Black Arts Initiative showcases interdisciplinary opportunities, political power in artistry
“One of the things we talk about a lot in the Black Arts Initiative is how artistic disciplines talk to each other,” E. Patrick Johnson says. “Coming together to talk about an idea, with all these different vantage points represented, is what makes the initiative really interesting.”
According to Johnson, the Carlos Montezuma Professor of Performance Studies, chair of the African American Studies Department, and founder and director of the Black Arts Initiative, creating an understanding of the black arts here on campus honors its past and celebrates its potential.
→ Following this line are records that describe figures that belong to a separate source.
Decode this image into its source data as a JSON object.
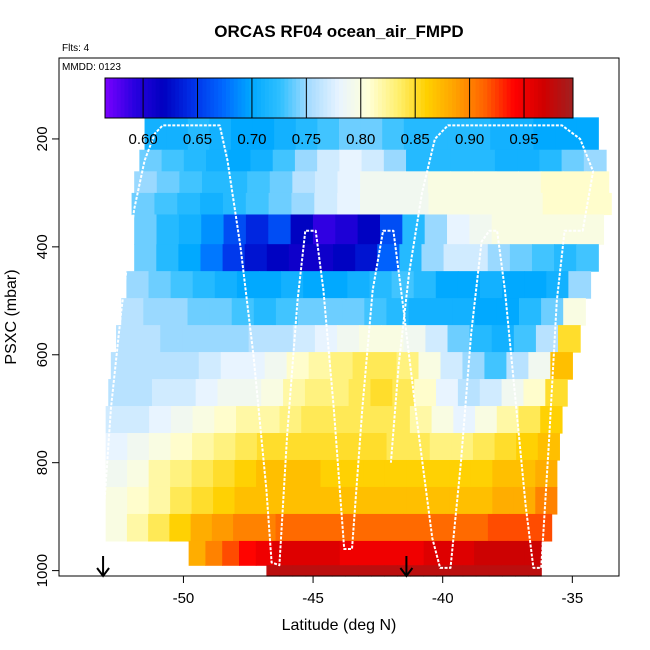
{
  "chart_data": {
    "type": "heatmap",
    "title": "ORCAS RF04 ocean_air_FMPD",
    "flights_note": "Flts: 4",
    "date_note": "MMDD: 0123",
    "xlabel": "Latitude (deg N)",
    "ylabel": "PSXC (mbar)",
    "xlim": [
      -54.8,
      -33.2
    ],
    "ylim": [
      1010,
      50
    ],
    "xticks": [
      -50,
      -45,
      -40,
      -35
    ],
    "xtick_labels": [
      "-50",
      "-45",
      "-40",
      "-35"
    ],
    "yticks": [
      200,
      400,
      600,
      800,
      1000
    ],
    "ytick_labels": [
      "200",
      "400",
      "600",
      "800",
      "1000"
    ],
    "colorbar": {
      "min": 0.565,
      "max": 0.995,
      "ticks": [
        0.6,
        0.65,
        0.7,
        0.75,
        0.8,
        0.85,
        0.9,
        0.95
      ],
      "tick_labels": [
        "0.60",
        "0.65",
        "0.70",
        "0.75",
        "0.80",
        "0.85",
        "0.90",
        "0.95"
      ],
      "colors": [
        "#7a00ff",
        "#2a00e0",
        "#0000c0",
        "#0030e8",
        "#0066ff",
        "#00a8ff",
        "#30c0ff",
        "#a8dcff",
        "#e8f4ff",
        "#ffffd8",
        "#fff070",
        "#ffd000",
        "#ffa000",
        "#ff6000",
        "#ff0000",
        "#d00000",
        "#a02020"
      ]
    },
    "rows": [
      {
        "p": 180,
        "p0": 160,
        "p1": 220,
        "lat0": -51.5,
        "lat1": -34.0,
        "v": [
          0.71,
          0.71,
          0.72,
          0.71,
          0.7,
          0.7,
          0.71,
          0.72,
          0.73,
          0.74,
          0.74,
          0.73,
          0.72,
          0.72,
          0.72,
          0.72,
          0.71,
          0.71,
          0.7,
          0.7,
          0.7
        ]
      },
      {
        "p": 240,
        "p0": 220,
        "p1": 260,
        "lat0": -51.7,
        "lat1": -33.7,
        "v": [
          0.74,
          0.73,
          0.72,
          0.71,
          0.7,
          0.71,
          0.73,
          0.75,
          0.77,
          0.78,
          0.77,
          0.75,
          0.72,
          0.72,
          0.72,
          0.72,
          0.71,
          0.71,
          0.72,
          0.74,
          0.75
        ]
      },
      {
        "p": 280,
        "p0": 260,
        "p1": 300,
        "lat0": -51.9,
        "lat1": -33.6,
        "v": [
          0.75,
          0.74,
          0.73,
          0.72,
          0.72,
          0.73,
          0.74,
          0.76,
          0.77,
          0.78,
          0.79,
          0.79,
          0.79,
          0.8,
          0.8,
          0.8,
          0.8,
          0.8,
          0.81,
          0.81,
          0.81
        ]
      },
      {
        "p": 320,
        "p0": 300,
        "p1": 340,
        "lat0": -52.0,
        "lat1": -33.5,
        "v": [
          0.74,
          0.73,
          0.72,
          0.71,
          0.72,
          0.73,
          0.74,
          0.75,
          0.77,
          0.78,
          0.79,
          0.79,
          0.79,
          0.8,
          0.8,
          0.8,
          0.8,
          0.8,
          0.81,
          0.81,
          0.81
        ]
      },
      {
        "p": 370,
        "p0": 340,
        "p1": 395,
        "lat0": -51.9,
        "lat1": -33.8,
        "v": [
          0.74,
          0.72,
          0.71,
          0.69,
          0.66,
          0.64,
          0.66,
          0.62,
          0.59,
          0.6,
          0.62,
          0.66,
          0.72,
          0.75,
          0.78,
          0.79,
          0.8,
          0.8,
          0.8,
          0.8,
          0.8
        ]
      },
      {
        "p": 420,
        "p0": 395,
        "p1": 445,
        "lat0": -51.9,
        "lat1": -34.0,
        "v": [
          0.74,
          0.72,
          0.7,
          0.68,
          0.65,
          0.63,
          0.62,
          0.61,
          0.61,
          0.62,
          0.63,
          0.67,
          0.72,
          0.75,
          0.77,
          0.77,
          0.75,
          0.74,
          0.73,
          0.72,
          0.73
        ]
      },
      {
        "p": 470,
        "p0": 445,
        "p1": 495,
        "lat0": -52.2,
        "lat1": -34.3,
        "v": [
          0.75,
          0.74,
          0.73,
          0.72,
          0.71,
          0.7,
          0.7,
          0.71,
          0.7,
          0.7,
          0.71,
          0.72,
          0.73,
          0.72,
          0.7,
          0.7,
          0.71,
          0.7,
          0.7,
          0.71,
          0.75
        ]
      },
      {
        "p": 520,
        "p0": 495,
        "p1": 545,
        "lat0": -52.4,
        "lat1": -34.5,
        "v": [
          0.76,
          0.75,
          0.75,
          0.74,
          0.74,
          0.73,
          0.72,
          0.73,
          0.74,
          0.74,
          0.74,
          0.73,
          0.72,
          0.71,
          0.71,
          0.71,
          0.7,
          0.7,
          0.72,
          0.74,
          0.8
        ]
      },
      {
        "p": 570,
        "p0": 545,
        "p1": 595,
        "lat0": -52.6,
        "lat1": -34.7,
        "v": [
          0.76,
          0.76,
          0.75,
          0.75,
          0.75,
          0.75,
          0.76,
          0.76,
          0.77,
          0.78,
          0.79,
          0.8,
          0.8,
          0.79,
          0.77,
          0.74,
          0.72,
          0.71,
          0.73,
          0.76,
          0.85
        ]
      },
      {
        "p": 620,
        "p0": 595,
        "p1": 645,
        "lat0": -52.8,
        "lat1": -35.0,
        "v": [
          0.76,
          0.76,
          0.76,
          0.76,
          0.77,
          0.78,
          0.78,
          0.79,
          0.81,
          0.82,
          0.83,
          0.84,
          0.84,
          0.83,
          0.8,
          0.77,
          0.75,
          0.73,
          0.76,
          0.79,
          0.87
        ]
      },
      {
        "p": 670,
        "p0": 645,
        "p1": 695,
        "lat0": -52.9,
        "lat1": -35.2,
        "v": [
          0.76,
          0.76,
          0.77,
          0.77,
          0.78,
          0.79,
          0.79,
          0.8,
          0.82,
          0.83,
          0.83,
          0.84,
          0.85,
          0.84,
          0.81,
          0.78,
          0.76,
          0.77,
          0.79,
          0.81,
          0.85
        ]
      },
      {
        "p": 720,
        "p0": 695,
        "p1": 745,
        "lat0": -53.0,
        "lat1": -35.4,
        "v": [
          0.77,
          0.77,
          0.78,
          0.79,
          0.8,
          0.81,
          0.82,
          0.82,
          0.83,
          0.84,
          0.84,
          0.84,
          0.84,
          0.84,
          0.82,
          0.8,
          0.78,
          0.8,
          0.82,
          0.84,
          0.86
        ]
      },
      {
        "p": 770,
        "p0": 745,
        "p1": 795,
        "lat0": -53.0,
        "lat1": -35.5,
        "v": [
          0.78,
          0.79,
          0.8,
          0.81,
          0.82,
          0.83,
          0.84,
          0.85,
          0.85,
          0.85,
          0.85,
          0.85,
          0.85,
          0.84,
          0.84,
          0.83,
          0.83,
          0.84,
          0.85,
          0.86,
          0.87
        ]
      },
      {
        "p": 820,
        "p0": 795,
        "p1": 845,
        "lat0": -53.0,
        "lat1": -35.6,
        "v": [
          0.79,
          0.8,
          0.82,
          0.83,
          0.84,
          0.85,
          0.86,
          0.87,
          0.87,
          0.87,
          0.86,
          0.86,
          0.86,
          0.86,
          0.86,
          0.86,
          0.86,
          0.86,
          0.87,
          0.87,
          0.88
        ]
      },
      {
        "p": 870,
        "p0": 845,
        "p1": 895,
        "lat0": -53.0,
        "lat1": -35.6,
        "v": [
          0.8,
          0.81,
          0.82,
          0.84,
          0.85,
          0.86,
          0.87,
          0.87,
          0.87,
          0.87,
          0.87,
          0.87,
          0.87,
          0.87,
          0.87,
          0.87,
          0.87,
          0.87,
          0.88,
          0.88,
          0.9
        ]
      },
      {
        "p": 920,
        "p0": 895,
        "p1": 945,
        "lat0": -53.0,
        "lat1": -35.8,
        "v": [
          0.8,
          0.82,
          0.84,
          0.86,
          0.88,
          0.89,
          0.9,
          0.9,
          0.91,
          0.91,
          0.91,
          0.91,
          0.91,
          0.91,
          0.91,
          0.91,
          0.91,
          0.91,
          0.92,
          0.92,
          0.92
        ]
      },
      {
        "p": 965,
        "p0": 945,
        "p1": 990,
        "lat0": -49.8,
        "lat1": -36.2,
        "v": [
          0.88,
          0.9,
          0.92,
          0.94,
          0.95,
          0.96,
          0.96,
          0.96,
          0.96,
          0.95,
          0.95,
          0.95,
          0.95,
          0.95,
          0.96,
          0.96,
          0.96,
          0.97,
          0.97,
          0.97,
          0.97
        ]
      },
      {
        "p": 1000,
        "p0": 990,
        "p1": 1010,
        "lat0": -46.8,
        "lat1": -36.2,
        "v": [
          0.98,
          0.98,
          0.98,
          0.98,
          0.98,
          0.98,
          0.98,
          0.98,
          0.98,
          0.98,
          0.98,
          0.98,
          0.98,
          0.98,
          0.98,
          0.98,
          0.98,
          0.98,
          0.98,
          0.98,
          0.98
        ]
      }
    ],
    "flight_track": [
      {
        "lat": -53.1,
        "p": 910
      },
      {
        "lat": -52.8,
        "p": 700
      },
      {
        "lat": -52.4,
        "p": 520
      },
      {
        "lat": -51.9,
        "p": 330
      },
      {
        "lat": -51.5,
        "p": 240
      },
      {
        "lat": -51.1,
        "p": 190
      },
      {
        "lat": -50.8,
        "p": 175
      },
      {
        "lat": -48.6,
        "p": 175
      },
      {
        "lat": -48.3,
        "p": 240
      },
      {
        "lat": -47.8,
        "p": 400
      },
      {
        "lat": -47.3,
        "p": 600
      },
      {
        "lat": -46.8,
        "p": 850
      },
      {
        "lat": -46.6,
        "p": 985
      },
      {
        "lat": -46.3,
        "p": 990
      },
      {
        "lat": -46.0,
        "p": 750
      },
      {
        "lat": -45.6,
        "p": 500
      },
      {
        "lat": -45.3,
        "p": 370
      },
      {
        "lat": -44.9,
        "p": 370
      },
      {
        "lat": -44.6,
        "p": 480
      },
      {
        "lat": -44.2,
        "p": 700
      },
      {
        "lat": -43.8,
        "p": 960
      },
      {
        "lat": -43.5,
        "p": 960
      },
      {
        "lat": -43.1,
        "p": 700
      },
      {
        "lat": -42.7,
        "p": 480
      },
      {
        "lat": -42.3,
        "p": 370
      },
      {
        "lat": -41.9,
        "p": 370
      },
      {
        "lat": -41.5,
        "p": 520
      },
      {
        "lat": -41.0,
        "p": 720
      },
      {
        "lat": -40.4,
        "p": 940
      },
      {
        "lat": -40.1,
        "p": 995
      },
      {
        "lat": -39.7,
        "p": 995
      },
      {
        "lat": -39.3,
        "p": 800
      },
      {
        "lat": -38.9,
        "p": 560
      },
      {
        "lat": -38.5,
        "p": 390
      },
      {
        "lat": -38.2,
        "p": 370
      },
      {
        "lat": -37.9,
        "p": 370
      },
      {
        "lat": -37.6,
        "p": 480
      },
      {
        "lat": -37.2,
        "p": 680
      },
      {
        "lat": -36.8,
        "p": 880
      },
      {
        "lat": -36.5,
        "p": 995
      },
      {
        "lat": -36.2,
        "p": 995
      },
      {
        "lat": -35.9,
        "p": 760
      },
      {
        "lat": -35.6,
        "p": 500
      },
      {
        "lat": -35.3,
        "p": 370
      },
      {
        "lat": -34.6,
        "p": 370
      },
      {
        "lat": -34.2,
        "p": 260
      },
      {
        "lat": -34.7,
        "p": 200
      },
      {
        "lat": -35.4,
        "p": 175
      },
      {
        "lat": -39.8,
        "p": 175
      },
      {
        "lat": -40.3,
        "p": 200
      },
      {
        "lat": -40.8,
        "p": 300
      },
      {
        "lat": -41.3,
        "p": 450
      },
      {
        "lat": -41.7,
        "p": 620
      },
      {
        "lat": -42.0,
        "p": 800
      }
    ],
    "arrows": [
      {
        "lat": -53.1
      },
      {
        "lat": -41.4
      }
    ]
  }
}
“Black arts have always played an integral part in the politics of this country,” Johnson says. “Just look at the Harlem Renaissance, the civil rights movement, 90’s hip-hop. And today there is so much work coming out of Black Lives Matter. Spoken word, music and visual arts are all powerful tools.”
With BAI, Johnson and his colleagues bring together groups and individuals working across the African American arts — literature, dance, film and more — to collaborate on intellectual projects, civic engagement and creating art.
“It has been wonderful to see the creative ideas that arise as a result of BAI,” Johnson says. “Artists learn from each other.”
Johnson is quick to note that BAI goes far beyond talking about art, although sharing creative work and research is a key component of the initiative. With its “Black Arts in the City” series, BAI celebrates Chicago’s black art scene, traveling as a group to see plays, exhibits and concerts. The Block Museum hosts a quarterly film screening and discussion focused on race issues, and BAI regularly brings in outside faculty for a lecture series.
The first BAI conference — Black Arts Chicago Moves and Movements — was particularly inspiring for Johnson because it brought together multiple generations to describe their experiences creating art in various political and social contexts throughout Chicago’s history. The younger artists shared how previous work impacted their own work, and the older generations were moved by the acknowledgements of their contributions.
“I didn’t realize the wealth of black artistic companies that were started here in Chicago,” he says. “Some of the people in their 70s and 80s were just weeping at the conference. The work they had grown up with was being talked about and celebrated. It was a really powerful moment.”
The conference focused on Chicago was the first of three planned by BAI. The final conference in the trilogy, Black Arts International: Temporalities and Territories, will take place in October and host artists from the African Diaspora from around the world.
Just as black arts have changed and responded to the political and social climate over time, BAI has also grown in scope and capacity since its creation. But Johnson, who recently received an inaugural Provost Award for Faculty Excellence in Diversity and Equity, says the mission of BAI remains the same.
“The BAI is a place to corral all sorts of artistic work and energy and speak to what’s going on today,” Johnson says. “We want to pay tribute to the past, and also understand how this next generation of artists and scholars is using art in a very profound way.”